Technically, that may be true. If one partner has determined in their heart that nothing…NOTHING…is going to change his/her mind and they are hell-bent on pursuing their own selfish ends, such a marriage might not be saved. People do betray, like Judas betrayed Jesus. That’s why adultery is so destructive. Infidelity betrays.
On the other hand, who truly knows a person’s heart but God? An angry, hurt person may do things s/he truly doesn’t want to do in their deepest heart. Though the person appears hardened, they may be protecting their real feelings. Thus, what seems hopeless is not hopeless to God. The Lord sees underneath. He sees this person’s feelings of insecurity and insignificance. This is why we observe God changing many marriages when the mature person joins Him in looking under the façade instead of always taking things at face value. Over time, amazing things begin to happen in a marriage that seemed from the outside to have no chance.
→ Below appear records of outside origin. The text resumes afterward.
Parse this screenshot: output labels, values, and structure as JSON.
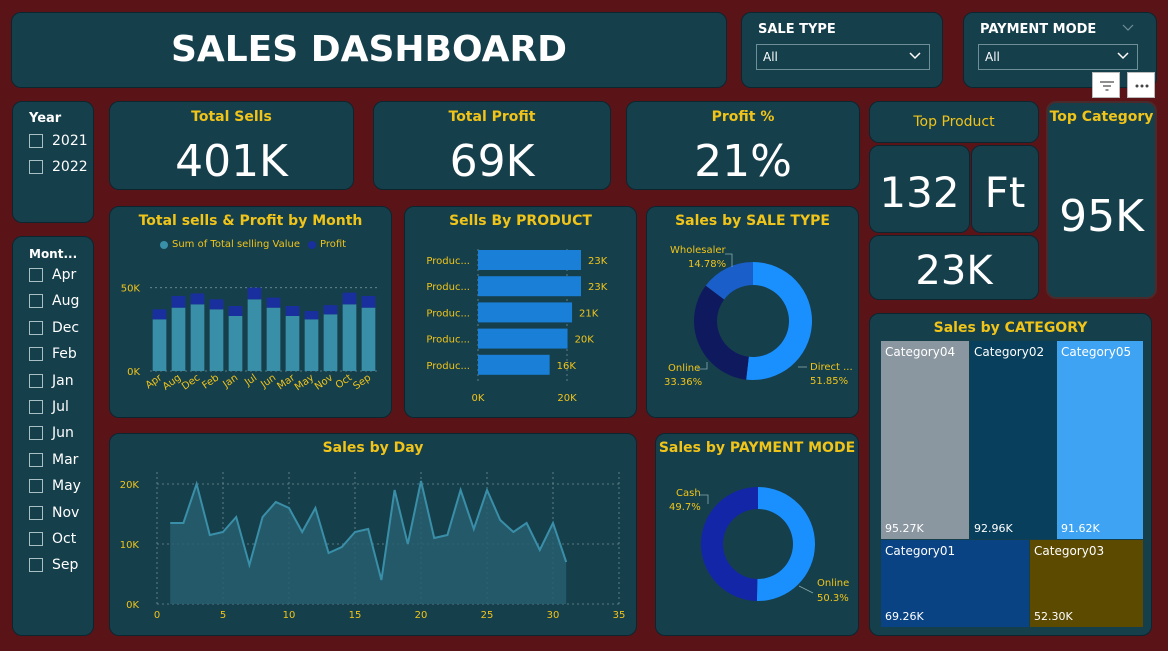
{
  "header": {
    "title": "SALES DASHBOARD"
  },
  "filters": {
    "sale_type": {
      "label": "SALE TYPE",
      "value": "All"
    },
    "payment_mode": {
      "label": "PAYMENT MODE",
      "value": "All"
    }
  },
  "slicers": {
    "year": {
      "title": "Year",
      "items": [
        "2021",
        "2022"
      ]
    },
    "month": {
      "title": "Mont...",
      "items": [
        "Apr",
        "Aug",
        "Dec",
        "Feb",
        "Jan",
        "Jul",
        "Jun",
        "Mar",
        "May",
        "Nov",
        "Oct",
        "Sep"
      ]
    }
  },
  "kpis": {
    "total_sells": {
      "label": "Total Sells",
      "value": "401K"
    },
    "total_profit": {
      "label": "Total Profit",
      "value": "69K"
    },
    "profit_pct": {
      "label": "Profit %",
      "value": "21%"
    },
    "top_product": {
      "label": "Top Product",
      "number": "132",
      "unit": "Ft",
      "value": "23K"
    },
    "top_category": {
      "label": "Top Category",
      "value": "95K"
    }
  },
  "chart_data": [
    {
      "type": "bar",
      "title": "Total sells & Profit by Month",
      "legend": [
        "Sum of Total selling Value",
        "Profit"
      ],
      "legend_position": "top",
      "categories": [
        "Apr",
        "Aug",
        "Dec",
        "Feb",
        "Jan",
        "Jul",
        "Jun",
        "Mar",
        "May",
        "Nov",
        "Oct",
        "Sep"
      ],
      "series": [
        {
          "name": "Sum of Total selling Value",
          "values": [
            31000,
            38000,
            40000,
            37000,
            33000,
            43000,
            38000,
            33000,
            31000,
            34000,
            40000,
            38000
          ]
        },
        {
          "name": "Profit",
          "values": [
            6000,
            7000,
            6500,
            6000,
            6000,
            7000,
            6000,
            6000,
            5000,
            5500,
            7000,
            7000
          ]
        }
      ],
      "yticks": [
        "0K",
        "50K"
      ],
      "ylim": [
        0,
        60000
      ],
      "grid": true,
      "colors": {
        "sells": "#3a8fa8",
        "profit": "#1a2f9e"
      }
    },
    {
      "type": "bar",
      "orientation": "horizontal",
      "title": "Sells By PRODUCT",
      "categories": [
        "Produc...",
        "Produc...",
        "Produc...",
        "Produc...",
        "Produc..."
      ],
      "value_labels": [
        "23K",
        "23K",
        "21K",
        "20K",
        "16K"
      ],
      "values": [
        23000,
        23000,
        21000,
        20000,
        16000
      ],
      "xticks": [
        "0K",
        "20K"
      ],
      "xlim": [
        0,
        23000
      ],
      "colors": {
        "bar": "#1a7fd6"
      }
    },
    {
      "type": "pie",
      "donut": true,
      "title": "Sales by SALE TYPE",
      "slices": [
        {
          "name": "Direct ...",
          "pct_label": "51.85%",
          "value": 51.85,
          "color": "#1a90ff"
        },
        {
          "name": "Online",
          "pct_label": "33.36%",
          "value": 33.36,
          "color": "#0f1a5e"
        },
        {
          "name": "Wholesaler",
          "pct_label": "14.78%",
          "value": 14.78,
          "color": "#1a5fc9"
        }
      ]
    },
    {
      "type": "area",
      "title": "Sales by Day",
      "x": [
        1,
        2,
        3,
        4,
        5,
        6,
        7,
        8,
        9,
        10,
        11,
        12,
        13,
        14,
        15,
        16,
        17,
        18,
        19,
        20,
        21,
        22,
        23,
        24,
        25,
        26,
        27,
        28,
        29,
        30,
        31
      ],
      "y": [
        13500,
        13500,
        20000,
        11500,
        12000,
        14500,
        6500,
        14500,
        17000,
        16000,
        12000,
        16000,
        8500,
        9500,
        12000,
        12500,
        4000,
        19000,
        10000,
        20500,
        11000,
        11500,
        19000,
        12500,
        19000,
        14000,
        12000,
        13500,
        9000,
        13500,
        7000
      ],
      "xticks": [
        "0",
        "5",
        "10",
        "15",
        "20",
        "25",
        "30",
        "35"
      ],
      "yticks": [
        "0K",
        "10K",
        "20K"
      ],
      "xlim": [
        0,
        35
      ],
      "ylim": [
        0,
        22000
      ],
      "grid": true,
      "colors": {
        "line": "#3a8fa8",
        "fill": "#275e70"
      }
    },
    {
      "type": "pie",
      "donut": true,
      "title": "Sales by PAYMENT MODE",
      "slices": [
        {
          "name": "Online",
          "pct_label": "50.3%",
          "value": 50.3,
          "color": "#1a90ff"
        },
        {
          "name": "Cash",
          "pct_label": "49.7%",
          "value": 49.7,
          "color": "#1326a8"
        }
      ]
    },
    {
      "type": "treemap",
      "title": "Sales by CATEGORY",
      "items": [
        {
          "name": "Category04",
          "value_label": "95.27K",
          "value": 95.27,
          "color": "#8a96a0"
        },
        {
          "name": "Category02",
          "value_label": "92.96K",
          "value": 92.96,
          "color": "#073f5c"
        },
        {
          "name": "Category05",
          "value_label": "91.62K",
          "value": 91.62,
          "color": "#3fa3f3"
        },
        {
          "name": "Category01",
          "value_label": "69.26K",
          "value": 69.26,
          "color": "#0a4384"
        },
        {
          "name": "Category03",
          "value_label": "52.30K",
          "value": 52.3,
          "color": "#5c4a00"
        }
      ]
    }
  ]
}
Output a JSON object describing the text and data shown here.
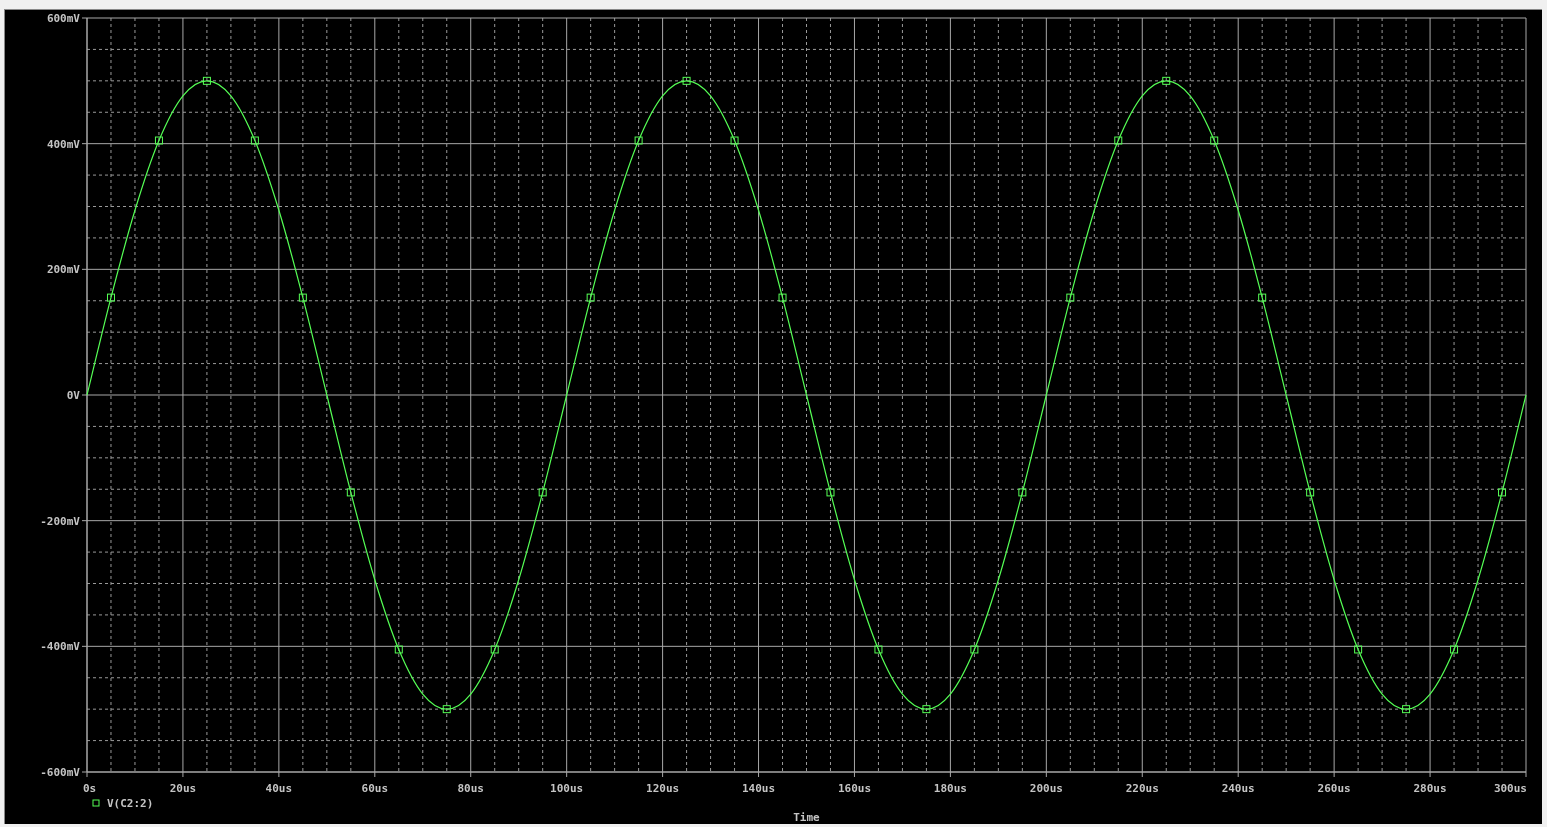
{
  "chart_data": {
    "type": "line",
    "xlabel": "Time",
    "grid": true,
    "x": [
      0,
      5,
      10,
      15,
      20,
      25,
      30,
      35,
      40,
      45,
      50,
      55,
      60,
      65,
      70,
      75,
      80,
      85,
      90,
      95,
      100,
      105,
      110,
      115,
      120,
      125,
      130,
      135,
      140,
      145,
      150,
      155,
      160,
      165,
      170,
      175,
      180,
      185,
      190,
      195,
      200,
      205,
      210,
      215,
      220,
      225,
      230,
      235,
      240,
      245,
      250,
      255,
      260,
      265,
      270,
      275,
      280,
      285,
      290,
      295,
      300
    ],
    "series": [
      {
        "name": "V(C2:2)",
        "color": "#55ff55",
        "values": [
          0,
          155,
          294,
          405,
          476,
          500,
          476,
          405,
          294,
          155,
          0,
          -155,
          -294,
          -405,
          -476,
          -500,
          -476,
          -405,
          -294,
          -155,
          0,
          155,
          294,
          405,
          476,
          500,
          476,
          405,
          294,
          155,
          0,
          -155,
          -294,
          -405,
          -476,
          -500,
          -476,
          -405,
          -294,
          -155,
          0,
          155,
          294,
          405,
          476,
          500,
          476,
          405,
          294,
          155,
          0,
          -155,
          -294,
          -405,
          -476,
          -500,
          -476,
          -405,
          -294,
          -155,
          0
        ]
      }
    ],
    "xlim": [
      0,
      300
    ],
    "ylim": [
      -600,
      600
    ],
    "xticks": [
      {
        "value": 0,
        "label": "0s"
      },
      {
        "value": 20,
        "label": "20us"
      },
      {
        "value": 40,
        "label": "40us"
      },
      {
        "value": 60,
        "label": "60us"
      },
      {
        "value": 80,
        "label": "80us"
      },
      {
        "value": 100,
        "label": "100us"
      },
      {
        "value": 120,
        "label": "120us"
      },
      {
        "value": 140,
        "label": "140us"
      },
      {
        "value": 160,
        "label": "160us"
      },
      {
        "value": 180,
        "label": "180us"
      },
      {
        "value": 200,
        "label": "200us"
      },
      {
        "value": 220,
        "label": "220us"
      },
      {
        "value": 240,
        "label": "240us"
      },
      {
        "value": 260,
        "label": "260us"
      },
      {
        "value": 280,
        "label": "280us"
      },
      {
        "value": 300,
        "label": "300us"
      }
    ],
    "yticks": [
      {
        "value": 600,
        "label": "600mV"
      },
      {
        "value": 400,
        "label": "400mV"
      },
      {
        "value": 200,
        "label": "200mV"
      },
      {
        "value": 0,
        "label": "0V"
      },
      {
        "value": -200,
        "label": "-200mV"
      },
      {
        "value": -400,
        "label": "-400mV"
      },
      {
        "value": -600,
        "label": "-600mV"
      }
    ]
  }
}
Remember this, too. If you have been disrespectful and contemptuous towards your husband for 5, 10, 15 years, will he trust that you have changed overnight? Or even in a month? Probably not. And if you have been unloving towards your wife for years and all of a sudden turn it around, will she trust you right away? I doubt it.
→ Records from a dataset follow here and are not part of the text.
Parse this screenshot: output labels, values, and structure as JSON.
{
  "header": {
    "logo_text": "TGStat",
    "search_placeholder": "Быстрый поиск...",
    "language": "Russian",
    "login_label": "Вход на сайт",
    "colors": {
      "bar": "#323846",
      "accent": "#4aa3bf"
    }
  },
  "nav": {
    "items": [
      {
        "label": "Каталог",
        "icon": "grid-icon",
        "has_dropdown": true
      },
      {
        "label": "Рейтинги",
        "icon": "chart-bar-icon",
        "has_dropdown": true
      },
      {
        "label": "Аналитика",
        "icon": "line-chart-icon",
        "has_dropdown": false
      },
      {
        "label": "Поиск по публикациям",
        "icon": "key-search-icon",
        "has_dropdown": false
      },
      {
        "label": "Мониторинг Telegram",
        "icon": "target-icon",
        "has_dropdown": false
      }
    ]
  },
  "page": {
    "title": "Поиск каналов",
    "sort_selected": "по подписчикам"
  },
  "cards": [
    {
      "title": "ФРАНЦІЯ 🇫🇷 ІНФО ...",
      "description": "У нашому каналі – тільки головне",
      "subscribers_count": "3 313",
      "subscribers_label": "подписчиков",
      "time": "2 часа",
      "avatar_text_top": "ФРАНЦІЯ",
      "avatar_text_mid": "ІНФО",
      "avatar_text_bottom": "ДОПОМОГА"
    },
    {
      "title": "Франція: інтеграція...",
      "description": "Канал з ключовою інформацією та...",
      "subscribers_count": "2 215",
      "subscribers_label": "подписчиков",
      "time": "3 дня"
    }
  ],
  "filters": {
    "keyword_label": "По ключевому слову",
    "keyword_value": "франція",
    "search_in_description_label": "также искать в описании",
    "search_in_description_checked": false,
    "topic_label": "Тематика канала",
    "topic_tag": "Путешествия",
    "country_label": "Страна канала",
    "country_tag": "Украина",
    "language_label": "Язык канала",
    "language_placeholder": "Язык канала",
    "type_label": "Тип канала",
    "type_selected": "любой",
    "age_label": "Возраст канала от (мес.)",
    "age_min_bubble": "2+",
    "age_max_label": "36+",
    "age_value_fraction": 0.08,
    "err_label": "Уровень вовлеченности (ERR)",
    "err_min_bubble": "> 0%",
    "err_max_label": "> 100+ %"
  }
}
This is why in some cases things appear to get worse when love and respect is applied. The receiving spouse is skeptical and even angry that his/her spouse is switching behavior and then expecting immediate forgiveness for all the past pain. Or he/she is afraid to believe in the change for fear of being let down and hurt even more.
May I challenge you even further? In those cases when you feel unconditional love or unconditional respect has failed to impact your spouse, can you honestly say you were consistent in your behavior? I am not suggesting perfection…none of us can do this perfectly! But think of it this way: are you consistently making more loving and respectful deposits than unloving and disrespectful withdrawals?
Learning new ways of responding (and not reacting) is hard work. Old habits die hard, and they often flare up when we least expect them to…like rolling the eyes or mumbling "whatever" under our breath. But these old habits can be the death blow to your spouse who may use it as proof that you haven’t changed at all.
So when you fail...and you will fail... admit it to your spouse, and try, try again. Make some more deposits. Over the long haul, your spouse will recognize your efforts but you must stay the course.